The Impact of the Highly Improbable

by Nassim Nicholas Taleb


Simultaneously better and worse than I expected. (2nd edition is much better than the 1st, includes a section re: his argumentative errors).

The book is tripartite: Primo, Umberto Eco’s Antilibrary deals with “how we humans deal with knowledge” with sometimes-clever anecdotes and philosophical arguments; Secundo, We Just Can’t Predict rails against the ability of humans to predict complex systems (with mentions of Phil Tetlock); Terso, Those Grey Swans of Extremistan attempts to add mathematical rigor to his arguments against the Gaussian.

(I previously had some stylistic criticism here, but I don’t think it was good enough to be worth anyone’s time.)


Humans turn things into stories. Taleb claims we do this because it condenses the inherently complex world around us into easily digestible information, and as a result we constantly run the risk of running afoul of the randomness of the world (when the information we use to construct our models implicitly excludes possibly relevant data, our models will be more simplistic than they should be).

Post-hoc rationalization is simply a corollary of this tendency - we view the past as a story as well (it is the job of the historian to make history make sense with stories, to ignore the role of complexity and random chance). Sometimes the narratives constructed based on “principles” and “thought” fail (the Ludic Fallacy, or why the layman can predict things as well as or better than an expert). Taleb claims narrativization (among other things) has subsumed the social sciences, specifically economics, and blinds academia to unknown unknowns, randomness, and the incompetence of their own economic theory.

Which of these two statements seems more likely? Joey seemed happily married. He killed his wife. Joey seemed happily married. He killed his wife to get her inheritance.

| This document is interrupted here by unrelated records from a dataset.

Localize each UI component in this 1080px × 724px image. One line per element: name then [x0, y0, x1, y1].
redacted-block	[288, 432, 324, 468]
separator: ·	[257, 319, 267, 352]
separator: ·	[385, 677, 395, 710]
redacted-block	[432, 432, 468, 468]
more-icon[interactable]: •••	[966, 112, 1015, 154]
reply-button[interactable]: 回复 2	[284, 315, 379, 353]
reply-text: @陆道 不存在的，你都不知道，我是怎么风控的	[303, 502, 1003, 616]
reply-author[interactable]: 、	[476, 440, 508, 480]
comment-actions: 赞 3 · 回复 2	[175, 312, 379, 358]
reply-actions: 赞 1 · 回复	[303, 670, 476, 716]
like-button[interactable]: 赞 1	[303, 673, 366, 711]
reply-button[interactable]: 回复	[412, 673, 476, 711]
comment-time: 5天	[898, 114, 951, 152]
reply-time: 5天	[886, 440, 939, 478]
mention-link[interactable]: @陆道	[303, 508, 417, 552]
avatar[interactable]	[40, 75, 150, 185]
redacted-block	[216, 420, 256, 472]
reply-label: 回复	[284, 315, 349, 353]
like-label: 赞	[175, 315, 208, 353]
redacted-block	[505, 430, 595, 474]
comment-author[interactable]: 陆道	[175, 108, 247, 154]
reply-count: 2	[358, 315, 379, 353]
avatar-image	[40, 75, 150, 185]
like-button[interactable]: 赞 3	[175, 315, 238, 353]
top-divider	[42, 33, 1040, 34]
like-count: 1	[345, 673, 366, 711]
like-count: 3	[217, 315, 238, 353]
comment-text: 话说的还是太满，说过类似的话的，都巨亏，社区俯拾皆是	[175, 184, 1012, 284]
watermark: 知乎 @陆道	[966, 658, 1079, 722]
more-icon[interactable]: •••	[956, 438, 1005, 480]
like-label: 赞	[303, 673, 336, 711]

The second makes more sense, while the first is more likely (the second is a strict subset of the first).

Mediocristan vs. Extremistan

I view the heart of NNT’s argument against the Gaussian as 1) the Gaussian cannot exist in Extremistan and 2) Extremistan is where many (if not most) important things lie.

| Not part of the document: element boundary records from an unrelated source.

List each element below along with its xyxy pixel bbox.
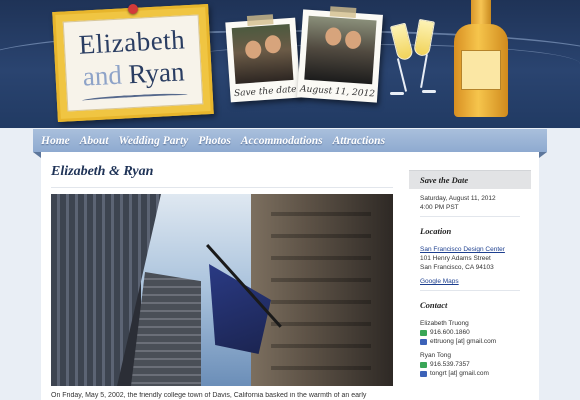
location-heading: Location — [420, 226, 452, 236]
title-divider — [51, 187, 393, 188]
venue-link[interactable]: San Francisco Design Center — [409, 245, 531, 254]
nav-ribbon-fold-right — [539, 152, 547, 158]
google-maps-link[interactable]: Google Maps — [409, 277, 531, 286]
address-line1: 101 Henry Adams Street — [420, 255, 491, 262]
save-the-date-heading: Save the Date — [409, 170, 531, 189]
logo-underline — [81, 92, 188, 104]
polaroid-caption: Save the date — [233, 84, 297, 100]
mail-icon — [420, 370, 427, 377]
nav-attractions[interactable]: Attractions — [333, 135, 385, 147]
contact-email[interactable]: ettruong [at] gmail.com — [409, 337, 531, 346]
tape-strip — [329, 6, 357, 19]
logo-and-ryan: and Ryan — [66, 55, 201, 93]
contact-name: Elizabeth Truong — [420, 320, 469, 327]
contact-heading: Contact — [420, 300, 448, 310]
sidebar: Save the Date Saturday, August 11, 2012 … — [409, 170, 531, 400]
email-address: tongrt [at] gmail.com — [430, 370, 489, 377]
couple-photo — [304, 15, 377, 85]
address-line2: San Francisco, CA 94103 — [420, 264, 494, 271]
event-time: 4:00 PM PST — [420, 204, 459, 211]
content-area: Elizabeth & Ryan On Friday, May 5, 2002,… — [41, 152, 539, 400]
champagne-bottle-icon — [452, 0, 510, 117]
phone-icon — [420, 361, 427, 368]
polaroid-save-the-date: Save the date — [225, 14, 301, 103]
contact-name: Ryan Tong — [420, 352, 451, 359]
champagne-glasses-icon — [386, 18, 442, 108]
nav-accommodations[interactable]: Accommodations — [241, 135, 323, 147]
polaroid-caption: August 11, 2012 — [299, 84, 376, 100]
event-date: Saturday, August 11, 2012 — [420, 195, 496, 202]
couple-photo — [231, 24, 294, 84]
site-header: Elizabeth and Ryan Save the date August … — [0, 0, 580, 128]
logo-card: Elizabeth and Ryan — [62, 14, 204, 112]
nav-home[interactable]: Home — [41, 135, 70, 147]
nav-ribbon-fold-left — [33, 152, 41, 158]
page-title: Elizabeth & Ryan — [51, 164, 154, 179]
pushpin-icon — [128, 4, 138, 14]
mail-icon — [420, 338, 427, 345]
phone-icon — [420, 329, 427, 336]
intro-paragraph: On Friday, May 5, 2002, the friendly col… — [51, 392, 367, 399]
logo-name-ryan: Ryan — [127, 56, 186, 90]
tape-strip — [246, 14, 274, 26]
phone-number: 916.539.7357 — [430, 361, 470, 368]
polaroid-wedding-date: August 11, 2012 — [297, 6, 383, 103]
contact-phone: 916.539.7357 — [409, 360, 531, 369]
logo-and: and — [82, 59, 123, 92]
hero-photo — [51, 194, 393, 386]
contact-phone: 916.600.1860 — [409, 328, 531, 337]
nav-about[interactable]: About — [80, 135, 109, 147]
nav-wedding-party[interactable]: Wedding Party — [119, 135, 189, 147]
site-logo[interactable]: Elizabeth and Ryan — [52, 3, 214, 123]
main-navigation: Home About Wedding Party Photos Accommod… — [33, 129, 547, 152]
email-address: ettruong [at] gmail.com — [430, 338, 497, 345]
nav-photos[interactable]: Photos — [198, 135, 231, 147]
contact-email[interactable]: tongrt [at] gmail.com — [409, 369, 531, 378]
phone-number: 916.600.1860 — [430, 329, 470, 336]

To understand Mediocristan and Extremistan, we must first understand the dichotomy of Type 1 and Type 2 randomness: Type 1 obeys the law of large numbers, such that with a large sample an individual outlier will not change the aggregate that much. Type 2 does not follow this rule. (Stereotypical example of Type 1 is the Gaussian, that of Type 2 is a Power Law distribution). Mediocristan is where Type 1 randomness exists, Extremistan is that where Type 2 exists.

Extremistan is characterized by “scalability” - where it is possible for a few to monopolize most of the value in a market (he uses the example of Horowitz’s classical piano records vs. the local live performance - music is now scalable, therefore lives in Extremistan). He claims that luck plays a large role in who succeeds and who fails in Extremistan, and that these worlds are extremely Black Swan prone. The failures in current modeling stem from modeling Extremistani environments as Mediocristan (Gaussian) ones.

Later, in Part Three, NNT introduces the idea of “fractal randomness”: randomness which can appear superficially Gaussian, but is not; randomness which has similar variation at all levels; randomness that can appear to be in Mediocristan but actually exists in Extremistan. While I think his association to fracticality is because of his adoration of Mandelbrot (not underserved, for what it’s worth), it is true that assuming scale-invariant variation in data gives you good models of things (Pareto models, 80/20 law, the distribution of wealth in the top 1% is similar to the overall distribution of wealth). He claims this turns Black Swans into Grey Swans, I somewhat agree.

Assorted Philosophizing

Taleb clearly has Heroes: Poincaré, Popper, Mandelbrot, etc. (he even says this himself):
Half the people I know call me irreverent (you have read my comments about your local Platonified professors), half call me fawning (you have seen my slavish devotion to Huet, Bayle, Popper, Poincaré, Montaigne, Hayek, and others).

His heroes are very interesting. Popper has shown up as the fundamental critic of historicity, Hayek as one of the only sane economists, Poincaré as a luminary polymath, and the anecdotes he drops make for good starting points for reading material (apparently Yevegenia was fictional, so that doesn’t count here).